Selon ser Axell, il convenait d’utiliser la flotte de Sladhor Saan et les rescapés de la Néra – Stannis disposait toujours à Peyredragon de quelque quinze cents hommes, Florent pour plus de la moitié – pour lui faire payer sa défection. Pince-Isle n’avait qu’une garnison dérisoire, et l’on prétendait son château bourré de tapis de Myr, de verreries de Volantis, de vaisselle d’or et d’argent, de coupes serties de pierres, de faucons fantastiques, d’une hache d’acier valyrien, d’un cor capable d’évoquer les monstres abyssaux, de coffrets de rubis et de plus de vins que n’en pouvait boire un soiffard en cent ans. De quelques grimaces avares que le Celtigar eût régalé le monde, il n’avait jamais lésiné sur ses propres aises. « Passez son château à la torche et ses gens au fil de l’épée, je dis, conclut ser Axell.

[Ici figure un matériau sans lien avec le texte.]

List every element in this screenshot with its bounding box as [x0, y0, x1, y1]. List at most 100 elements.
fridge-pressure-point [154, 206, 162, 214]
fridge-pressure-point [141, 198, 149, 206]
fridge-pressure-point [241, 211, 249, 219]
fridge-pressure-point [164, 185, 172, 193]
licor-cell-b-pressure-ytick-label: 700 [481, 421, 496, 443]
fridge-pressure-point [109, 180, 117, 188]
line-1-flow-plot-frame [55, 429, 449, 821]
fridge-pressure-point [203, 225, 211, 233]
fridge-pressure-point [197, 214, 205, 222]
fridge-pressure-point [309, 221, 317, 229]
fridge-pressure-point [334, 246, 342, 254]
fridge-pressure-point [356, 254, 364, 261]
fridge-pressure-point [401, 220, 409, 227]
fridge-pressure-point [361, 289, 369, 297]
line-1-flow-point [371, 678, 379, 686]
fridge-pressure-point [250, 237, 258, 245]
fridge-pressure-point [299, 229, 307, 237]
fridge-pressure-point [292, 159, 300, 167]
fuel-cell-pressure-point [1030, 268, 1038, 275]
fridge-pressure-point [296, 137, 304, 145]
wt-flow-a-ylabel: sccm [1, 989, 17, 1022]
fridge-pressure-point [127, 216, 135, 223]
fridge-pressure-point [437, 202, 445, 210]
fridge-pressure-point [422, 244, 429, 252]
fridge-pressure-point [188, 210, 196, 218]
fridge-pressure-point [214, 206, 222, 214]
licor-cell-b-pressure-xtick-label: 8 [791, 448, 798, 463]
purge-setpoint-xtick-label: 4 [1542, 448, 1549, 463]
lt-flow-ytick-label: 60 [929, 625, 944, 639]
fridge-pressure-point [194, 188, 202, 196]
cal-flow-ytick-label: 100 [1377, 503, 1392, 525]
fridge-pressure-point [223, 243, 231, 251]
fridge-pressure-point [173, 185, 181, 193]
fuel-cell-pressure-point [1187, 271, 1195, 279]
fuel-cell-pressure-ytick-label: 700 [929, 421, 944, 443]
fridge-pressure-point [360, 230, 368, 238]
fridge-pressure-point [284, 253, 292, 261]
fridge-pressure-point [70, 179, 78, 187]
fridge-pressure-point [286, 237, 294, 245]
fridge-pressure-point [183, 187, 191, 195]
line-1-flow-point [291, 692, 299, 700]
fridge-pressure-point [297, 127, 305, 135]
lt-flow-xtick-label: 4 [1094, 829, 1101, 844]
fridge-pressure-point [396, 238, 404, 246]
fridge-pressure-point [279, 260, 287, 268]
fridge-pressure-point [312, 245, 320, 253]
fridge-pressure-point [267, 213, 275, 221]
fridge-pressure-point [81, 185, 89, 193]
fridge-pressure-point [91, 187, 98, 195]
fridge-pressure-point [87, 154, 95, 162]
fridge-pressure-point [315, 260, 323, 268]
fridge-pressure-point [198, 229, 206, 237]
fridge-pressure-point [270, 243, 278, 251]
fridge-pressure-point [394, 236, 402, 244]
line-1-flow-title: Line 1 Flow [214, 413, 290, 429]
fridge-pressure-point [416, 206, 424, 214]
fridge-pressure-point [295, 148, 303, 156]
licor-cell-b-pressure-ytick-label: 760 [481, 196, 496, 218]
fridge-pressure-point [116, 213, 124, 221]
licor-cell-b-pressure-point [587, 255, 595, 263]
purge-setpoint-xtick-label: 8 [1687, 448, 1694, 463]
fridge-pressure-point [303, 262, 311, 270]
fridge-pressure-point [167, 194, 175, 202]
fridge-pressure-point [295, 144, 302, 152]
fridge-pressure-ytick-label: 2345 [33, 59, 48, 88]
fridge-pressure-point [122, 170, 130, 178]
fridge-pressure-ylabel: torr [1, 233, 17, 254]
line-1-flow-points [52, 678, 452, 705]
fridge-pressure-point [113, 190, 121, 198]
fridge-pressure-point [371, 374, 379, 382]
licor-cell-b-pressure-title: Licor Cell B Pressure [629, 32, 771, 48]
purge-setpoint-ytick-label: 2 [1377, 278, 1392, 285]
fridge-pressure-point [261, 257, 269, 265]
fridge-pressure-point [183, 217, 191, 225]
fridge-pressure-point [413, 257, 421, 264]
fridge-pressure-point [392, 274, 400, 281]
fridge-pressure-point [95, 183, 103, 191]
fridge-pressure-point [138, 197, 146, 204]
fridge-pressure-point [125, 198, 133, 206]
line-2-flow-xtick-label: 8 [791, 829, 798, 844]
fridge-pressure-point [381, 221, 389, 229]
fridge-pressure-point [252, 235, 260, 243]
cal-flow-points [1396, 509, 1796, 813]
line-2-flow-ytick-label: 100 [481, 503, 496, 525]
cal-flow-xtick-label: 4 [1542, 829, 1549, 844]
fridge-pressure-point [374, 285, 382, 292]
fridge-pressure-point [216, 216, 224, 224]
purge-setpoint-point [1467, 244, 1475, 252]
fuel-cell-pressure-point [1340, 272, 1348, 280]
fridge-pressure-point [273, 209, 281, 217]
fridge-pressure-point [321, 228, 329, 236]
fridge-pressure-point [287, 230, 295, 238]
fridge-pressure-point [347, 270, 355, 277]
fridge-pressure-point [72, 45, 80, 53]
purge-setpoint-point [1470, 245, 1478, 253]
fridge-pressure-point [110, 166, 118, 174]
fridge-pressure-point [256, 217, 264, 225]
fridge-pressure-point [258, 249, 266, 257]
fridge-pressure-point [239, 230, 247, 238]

Réduisez Pince-Isle en un désert de cendres et d’os, tout juste bon pour les charognards, et le royaume entier saura quel sort guette ceux qui couchent avec les Lannister. »
Tout en activant latéralement sa mâchoire au ralenti, Stannis avait essuyé sans mot dire la récitation. « Cela me paraît faisable, lâcha-t-il enfin. Le risque est minime. Joffrey n’aura de force navale en mer que lorsque lord Redwyne appareillera de La Treille. Le butin pourrait nous aider à maintenir quelque temps encore ce forban lysien de Sladhor Saan dans les voies de la loyauté. En soi, Pince-Isle est dépourvue de toute valeur, mais sa chute servirait à avertir lord Tywin que ma cause n’est pas encore entendue. » Il reprit Davos à partie. « Votre avis, ser, sans détour. Que pensez-vous de cette idée ? »
Sans détour, ser. Davos revit la sombre cellule qu’il partageait avec lord Alester, il revit Lamproie et Bouillie. Il repensa aux propos que lui avait tenus ser Axell sur le bord du vide. Lequel aurai-je, de la chute libre ou du bateau ? Mais c’était à Stannis qu’il devait répondre. « Sire, dit-il lentement, je la tiens pour une sottise… et, mouais…, une lâcheté.
— Une lâcheté ? vociféra ser Axell. Je ne me laisserai pas traiter de lâche en présence de mon roi !
— Silence, intima Stannis. Poursuivez, ser Davos, j’aimerais connaître vos arguments. »
Davos fit carrément face à ser Axell. « A vous en croire, nous devrions montrer au royaume que nous n’avons pas dit notre dernier mot. Frapper. Faire la guerre, mouais…, mais au détriment de quel ennemi ? Vous ne trouverez pas de Lannister à Pince-Isle.